Seperti yang sudah kujanjikan aku mentraktirnya makan bakso, tapi tidak dimakan disitu. Aku membelinya dan kubawa pulang. Kukatakan kalau Dinda pasti lelah habis pergi berwisata makanya lebih baik makanannya aku bawa pulang dan dimakan bersama-sama di rumah. Dinda sih setuju meski agak heran.
“Dinda!” aku berkata dengan kaku. Sulit rasanya untuk memulainya.
“Pasti ada yang mau diceritakan sama Ibu... cerita saja! Dinda siap mendengarkan!”
Tenang rasanya mendengar perkataannya, lalu kuceritakan kejadian yang menimpaku bertahun lalu dan membuka rahasia selama ini bahwa Dinda tidak punya ayah karena hanya ayah biologis saja. Dari awal sampai akhir aku ceritakan semuanya tanpa ada yang terlewat. Aku pasrah bila nanti anakku berbalik membenciku atau terjadi sesuatu yang di luar perkiraan. Yang penting aku sudah membuka kisahku dengan sebuah kejujuran. Aneh... Dinda seperti tenang saja mendengarnya tidak ada emosi sama sekali.
“Ini, kartu nama pengacara itu, terserah Dinda mau bagaimana!” aku mengakhiri cerita kelamku di masa lalu.
Dinda menerimanya dengan muka malas, dia tidak membacanya sama sekali. Aku bahkan kaget ketika dia malah menyobeknya.
“Dinda kamu kenapa?”
“Buat apa, Bu? Kita kan cuma hidup bertiga dan bisa melalui ini semua! Tidak perlu lah bantuan darinya! Iya kan, Bu?”
Aku bingung dengan jawabannya yang menyatakan hidup bertiga itu, bukankah ibuku atau nenek Dinda sudah lama meninggal? Segera kutepis pikirian itu, mungkin Dinda hanya salah ucap saja, apalagi aku sedang berkonsnetrasi menceritakan tentang kronologis pengacara yang datang membawa pesan ayah biologisnya, “Jadi kamu menolak bantuannya?”
“Ya jelaslah... buat apa?

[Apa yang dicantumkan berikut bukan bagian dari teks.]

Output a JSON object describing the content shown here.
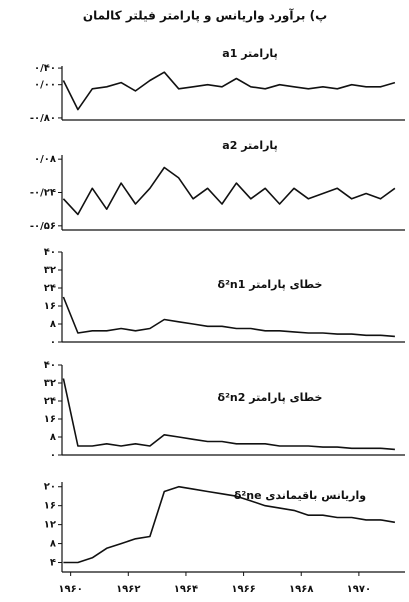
{
  "title": "پ) برآورد واریانس و پارامتر فیلتر کالمان",
  "chart_data": [
    {
      "type": "line",
      "label": "پارامتر a1",
      "color": "#111111",
      "x": [
        1959.75,
        1960.25,
        1960.75,
        1961.25,
        1961.75,
        1962.25,
        1962.75,
        1963.25,
        1963.75,
        1964.25,
        1964.75,
        1965.25,
        1965.75,
        1966.25,
        1966.75,
        1967.25,
        1967.75,
        1968.25,
        1968.75,
        1969.25,
        1969.75,
        1970.25,
        1970.75,
        1971.25
      ],
      "values": [
        0.1,
        -0.6,
        -0.1,
        -0.05,
        0.05,
        -0.15,
        0.1,
        0.3,
        -0.1,
        -0.05,
        0.0,
        -0.05,
        0.15,
        -0.05,
        -0.1,
        0.0,
        -0.05,
        -0.1,
        -0.05,
        -0.1,
        0.0,
        -0.05,
        -0.05,
        0.05
      ],
      "xlim": [
        1959.7,
        1971.6
      ],
      "ylim": [
        -0.85,
        0.45
      ],
      "yticks": [
        {
          "value": 0.4,
          "label": "۰/۴۰"
        },
        {
          "value": 0,
          "label": "۰/۰۰"
        },
        {
          "value": -0.8,
          "label": "-۰/۸۰"
        }
      ]
    },
    {
      "type": "line",
      "label": "پارامتر a2",
      "color": "#111111",
      "x": [
        1959.75,
        1960.25,
        1960.75,
        1961.25,
        1961.75,
        1962.25,
        1962.75,
        1963.25,
        1963.75,
        1964.25,
        1964.75,
        1965.25,
        1965.75,
        1966.25,
        1966.75,
        1967.25,
        1967.75,
        1968.25,
        1968.75,
        1969.25,
        1969.75,
        1970.25,
        1970.75,
        1971.25
      ],
      "values": [
        -0.3,
        -0.45,
        -0.2,
        -0.4,
        -0.15,
        -0.35,
        -0.2,
        0.0,
        -0.1,
        -0.3,
        -0.2,
        -0.35,
        -0.15,
        -0.3,
        -0.2,
        -0.35,
        -0.2,
        -0.3,
        -0.25,
        -0.2,
        -0.3,
        -0.25,
        -0.3,
        -0.2
      ],
      "xlim": [
        1959.7,
        1971.6
      ],
      "ylim": [
        -0.6,
        0.12
      ],
      "yticks": [
        {
          "value": 0.08,
          "label": "۰/۰۸"
        },
        {
          "value": -0.24,
          "label": "-۰/۲۴"
        },
        {
          "value": -0.56,
          "label": "-۰/۵۶"
        }
      ]
    },
    {
      "type": "line",
      "label": "خطای پارامتر δ²n1",
      "color": "#111111",
      "x": [
        1959.75,
        1960.25,
        1960.75,
        1961.25,
        1961.75,
        1962.25,
        1962.75,
        1963.25,
        1963.75,
        1964.25,
        1964.75,
        1965.25,
        1965.75,
        1966.25,
        1966.75,
        1967.25,
        1967.75,
        1968.25,
        1968.75,
        1969.25,
        1969.75,
        1970.25,
        1970.75,
        1971.25
      ],
      "values": [
        20,
        4,
        5,
        5,
        6,
        5,
        6,
        10,
        9,
        8,
        7,
        7,
        6,
        6,
        5,
        5,
        4.5,
        4,
        4,
        3.5,
        3.5,
        3,
        3,
        2.5
      ],
      "xlim": [
        1959.7,
        1971.6
      ],
      "ylim": [
        0,
        40
      ],
      "yticks": [
        {
          "value": 40,
          "label": "۴۰"
        },
        {
          "value": 32,
          "label": "۳۲"
        },
        {
          "value": 24,
          "label": "۲۴"
        },
        {
          "value": 16,
          "label": "۱۶"
        },
        {
          "value": 8,
          "label": "۸"
        },
        {
          "value": 0,
          "label": "۰"
        }
      ]
    },
    {
      "type": "line",
      "label": "خطای پارامتر δ²n2",
      "color": "#111111",
      "x": [
        1959.75,
        1960.25,
        1960.75,
        1961.25,
        1961.75,
        1962.25,
        1962.75,
        1963.25,
        1963.75,
        1964.25,
        1964.75,
        1965.25,
        1965.75,
        1966.25,
        1966.75,
        1967.25,
        1967.75,
        1968.25,
        1968.75,
        1969.25,
        1969.75,
        1970.25,
        1970.75,
        1971.25
      ],
      "values": [
        34,
        4,
        4,
        5,
        4,
        5,
        4,
        9,
        8,
        7,
        6,
        6,
        5,
        5,
        5,
        4,
        4,
        4,
        3.5,
        3.5,
        3,
        3,
        3,
        2.5
      ],
      "xlim": [
        1959.7,
        1971.6
      ],
      "ylim": [
        0,
        40
      ],
      "yticks": [
        {
          "value": 40,
          "label": "۴۰"
        },
        {
          "value": 32,
          "label": "۳۲"
        },
        {
          "value": 24,
          "label": "۲۴"
        },
        {
          "value": 16,
          "label": "۱۶"
        },
        {
          "value": 8,
          "label": "۸"
        },
        {
          "value": 0,
          "label": "۰"
        }
      ]
    },
    {
      "type": "line",
      "label": "واریانس باقیماندی δ²ne",
      "color": "#111111",
      "x": [
        1959.75,
        1960.25,
        1960.75,
        1961.25,
        1961.75,
        1962.25,
        1962.75,
        1963.25,
        1963.75,
        1964.25,
        1964.75,
        1965.25,
        1965.75,
        1966.25,
        1966.75,
        1967.25,
        1967.75,
        1968.25,
        1968.75,
        1969.25,
        1969.75,
        1970.25,
        1970.75,
        1971.25
      ],
      "values": [
        4,
        4,
        5,
        7,
        8,
        9,
        9.5,
        19,
        20,
        19.5,
        19,
        18.5,
        18,
        17,
        16,
        15.5,
        15,
        14,
        14,
        13.5,
        13.5,
        13,
        13,
        12.5
      ],
      "xlim": [
        1959.7,
        1971.6
      ],
      "ylim": [
        2,
        21
      ],
      "yticks": [
        {
          "value": 20,
          "label": "۲۰"
        },
        {
          "value": 16,
          "label": "۱۶"
        },
        {
          "value": 12,
          "label": "۱۲"
        },
        {
          "value": 8,
          "label": "۸"
        },
        {
          "value": 4,
          "label": "۴"
        }
      ],
      "xticks": [
        {
          "value": 1960,
          "label": "۱۹۶۰"
        },
        {
          "value": 1962,
          "label": "۱۹۶۲"
        },
        {
          "value": 1964,
          "label": "۱۹۶۴"
        },
        {
          "value": 1966,
          "label": "۱۹۶۶"
        },
        {
          "value": 1968,
          "label": "۱۹۶۸"
        },
        {
          "value": 1970,
          "label": "۱۹۷۰"
        }
      ]
    }
  ]
}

Kalau Ibu sendiri gimana?”
“Ibu lebih senang hidup di atas kaki sendiri, lebih nyaman dan tenteram!”
Kulihat Dinda tersenyum penuh kebanggaan.

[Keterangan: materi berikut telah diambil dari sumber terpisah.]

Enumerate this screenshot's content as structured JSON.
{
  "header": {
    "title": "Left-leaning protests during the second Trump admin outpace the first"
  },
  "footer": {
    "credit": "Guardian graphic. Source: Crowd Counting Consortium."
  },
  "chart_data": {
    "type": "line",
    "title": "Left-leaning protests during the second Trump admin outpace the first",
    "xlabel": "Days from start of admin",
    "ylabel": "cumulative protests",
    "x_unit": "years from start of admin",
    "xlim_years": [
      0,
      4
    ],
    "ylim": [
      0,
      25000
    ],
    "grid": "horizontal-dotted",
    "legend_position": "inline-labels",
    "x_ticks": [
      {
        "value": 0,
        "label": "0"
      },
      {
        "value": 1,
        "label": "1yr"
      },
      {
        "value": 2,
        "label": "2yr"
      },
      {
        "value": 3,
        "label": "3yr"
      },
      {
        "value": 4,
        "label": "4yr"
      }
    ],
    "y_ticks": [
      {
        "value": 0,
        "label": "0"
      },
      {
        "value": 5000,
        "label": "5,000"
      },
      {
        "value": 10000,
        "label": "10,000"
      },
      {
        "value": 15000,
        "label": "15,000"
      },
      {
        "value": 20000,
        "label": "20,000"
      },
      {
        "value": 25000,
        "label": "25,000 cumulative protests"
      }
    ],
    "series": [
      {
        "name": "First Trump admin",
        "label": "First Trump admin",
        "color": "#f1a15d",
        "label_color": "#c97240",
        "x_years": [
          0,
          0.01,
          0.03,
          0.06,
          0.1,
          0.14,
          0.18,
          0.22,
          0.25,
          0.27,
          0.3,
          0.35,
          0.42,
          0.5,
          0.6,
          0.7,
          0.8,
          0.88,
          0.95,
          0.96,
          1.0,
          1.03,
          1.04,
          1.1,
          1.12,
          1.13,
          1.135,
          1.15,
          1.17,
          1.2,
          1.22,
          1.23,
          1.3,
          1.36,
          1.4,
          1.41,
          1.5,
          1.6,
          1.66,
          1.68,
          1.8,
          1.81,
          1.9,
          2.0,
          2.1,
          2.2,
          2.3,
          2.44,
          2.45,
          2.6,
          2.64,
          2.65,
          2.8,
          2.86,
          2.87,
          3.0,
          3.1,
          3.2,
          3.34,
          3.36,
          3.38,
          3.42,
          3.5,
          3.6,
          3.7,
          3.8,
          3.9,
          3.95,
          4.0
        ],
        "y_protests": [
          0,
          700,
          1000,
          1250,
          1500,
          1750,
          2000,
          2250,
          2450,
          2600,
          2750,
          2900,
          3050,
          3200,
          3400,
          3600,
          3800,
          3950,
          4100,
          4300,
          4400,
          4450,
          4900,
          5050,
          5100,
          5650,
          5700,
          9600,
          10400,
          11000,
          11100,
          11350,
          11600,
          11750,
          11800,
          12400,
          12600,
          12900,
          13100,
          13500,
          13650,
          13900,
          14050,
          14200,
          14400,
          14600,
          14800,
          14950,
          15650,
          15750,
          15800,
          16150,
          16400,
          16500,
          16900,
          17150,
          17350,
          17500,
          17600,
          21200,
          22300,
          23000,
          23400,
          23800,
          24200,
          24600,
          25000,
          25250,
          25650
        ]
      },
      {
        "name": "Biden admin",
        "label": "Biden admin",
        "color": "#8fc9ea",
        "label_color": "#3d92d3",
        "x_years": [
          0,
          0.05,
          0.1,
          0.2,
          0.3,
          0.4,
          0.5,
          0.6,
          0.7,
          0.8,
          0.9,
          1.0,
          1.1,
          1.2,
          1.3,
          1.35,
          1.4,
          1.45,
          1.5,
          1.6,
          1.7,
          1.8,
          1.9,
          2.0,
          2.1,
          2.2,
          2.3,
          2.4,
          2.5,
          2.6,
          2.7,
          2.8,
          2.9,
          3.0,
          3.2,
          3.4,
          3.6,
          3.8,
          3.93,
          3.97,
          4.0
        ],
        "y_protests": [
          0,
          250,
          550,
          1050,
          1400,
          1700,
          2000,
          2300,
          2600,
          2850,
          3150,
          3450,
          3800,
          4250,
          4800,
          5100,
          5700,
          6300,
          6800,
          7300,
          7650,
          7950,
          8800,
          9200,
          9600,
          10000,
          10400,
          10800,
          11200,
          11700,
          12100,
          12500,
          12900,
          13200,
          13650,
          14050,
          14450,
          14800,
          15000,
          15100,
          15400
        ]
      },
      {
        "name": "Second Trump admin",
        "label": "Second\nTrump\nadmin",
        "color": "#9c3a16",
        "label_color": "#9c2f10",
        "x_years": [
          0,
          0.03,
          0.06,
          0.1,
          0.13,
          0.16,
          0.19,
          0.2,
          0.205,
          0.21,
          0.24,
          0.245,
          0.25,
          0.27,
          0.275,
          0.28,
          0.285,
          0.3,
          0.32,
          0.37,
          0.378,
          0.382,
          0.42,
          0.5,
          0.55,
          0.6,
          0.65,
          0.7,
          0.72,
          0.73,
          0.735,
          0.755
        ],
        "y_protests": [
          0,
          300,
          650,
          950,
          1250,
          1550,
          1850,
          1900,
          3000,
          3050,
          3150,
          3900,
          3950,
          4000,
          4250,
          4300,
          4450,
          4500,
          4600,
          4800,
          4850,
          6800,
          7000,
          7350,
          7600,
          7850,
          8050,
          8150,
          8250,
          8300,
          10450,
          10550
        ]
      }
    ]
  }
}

“Dinda lelah, mau tidur!” dia lalu bangkit dari kursi duduknya dan melangkah menuju kamar.
Malam itu aku tidak bisa tidur, bayangan masa lalu kembali hadir di benakku. Wajah arogan pak Raden begitu nyata terbayang di mata, juga ketika aku merasakan beratnya hidup karena sudah hamil di saat masih belia padahal aku lagi senang-senangnya bersekolah.

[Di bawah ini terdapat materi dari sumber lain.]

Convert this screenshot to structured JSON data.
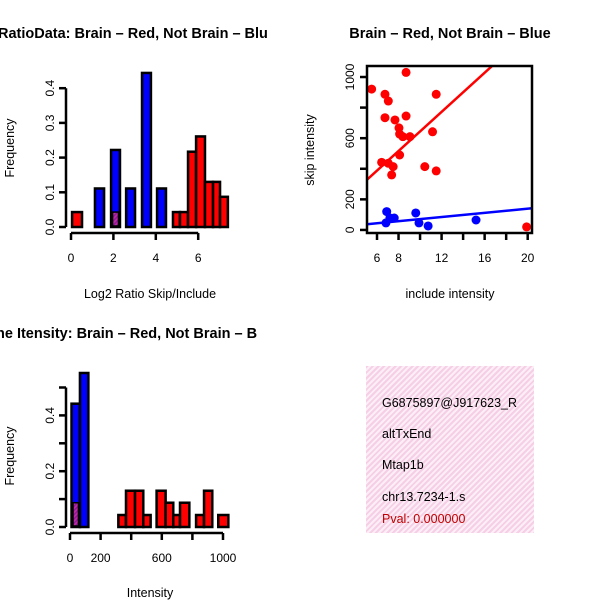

Oh iya aku baru ingat. Saat aku stress berat karena hamil, aku mengunjungi hutan Alas Purwo untuk menenangkan diri. Disitu aku bertemu perempuan misterius yang memintaku memberi nama Cahaya untuk anak yang akan aku lahirkan kelak. Tiba-tiba tubuhnku merinding... perempuan yang hadir di mimpiku itu ternyata perempuan yang dulu aku temui di hutan Alas Purwo.
Entah mengapa aku merasakan ketakutan yang luar biasa, bayangan Dinda juga berkelabat di benakku. Tergesa aku menuju ruang tidur anakku. Ketika kubuka pintu kamarnya, kulihat Dinda sedang tidur pulas... dan kulihat ada seorang perempuan yang duduk di samping ranjang. Perempuan itu mengelus lembut rambut Dinda.
“Cahaya sudah besar!” ucapnya seraya mengalihkan pandangan ke arahku.
“Dia Dinda... bukan Cahaya!” seruku sengit.
“Terserah kamu mau bilang apa! Dia tetaplah Cahaya!” balasnya dengan tenang. Matanya yang dingin menatapku tajam. Namun dalam hitungan detik dia menghilang begitu saja.
Tiba-tiba kurasakan seluruh badanku seakan luruh dan lemas.